The report noted that Asia’s demographic divide between North and South appeared stark over the next decade. It said that the latest UN Population 2012 revisions had made the divergence even starker by extending the demographic peaks for the Philippines (to 2085 from 2077) and Indonesia (to 2058 from 2036) while Thailand’s peak had been brought forward (to 2017 from 2020).
“Philippines, Malaysia, Indonesia and Singapore—in that order— will likely see the strongest labour force growth in Asia over the next decade,” the research said, noting that Thailand would emerge as the “old man” in the Asean.
In the coming decade, Merrill Lynch projected that labour force in the Philippines would expand by 21.3 per cent, faster than its forecast for Malaysia (+15.4 per cent), Indonesia (+15.2 per cent) and Singapore (+14.3 per cent).
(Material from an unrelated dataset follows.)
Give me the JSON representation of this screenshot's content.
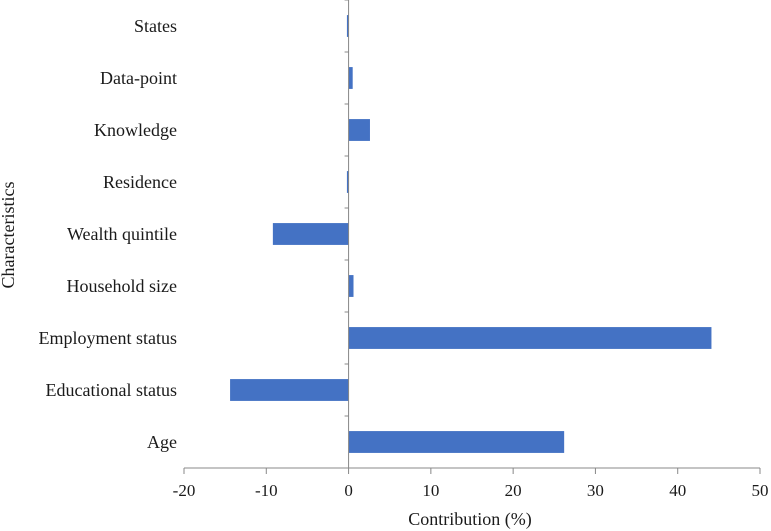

Overall, the six largest countries of Southeast Asia (including Vietnam) will see labour force grow by an average of 12.2 per cent through 2023—in stark contrast to the rest of Asia, where labour force may only grow by 5.1 per cent led by India, the research said.
Other countries are seen facing decline in labour force as their population ages: Japan (-8.1 per cent), Hong Kong (-5 per cent), Korea (-2.3 per cent), Thailand (-1.2 per cent) and China (-0.9 per cent).
China’s demographic path may, however, be altered with a two-child policy.
“Still, Philippines, Indonesia and India have struggled to attract FDIs despite their resource advantage,” the report said.
The research noted that demographics were useful predictors of real GDP (gross domestic product) growth as changes in working-age population over the past decade (2002-12) were highly correlated with real GDP growth, especially if China is excluded.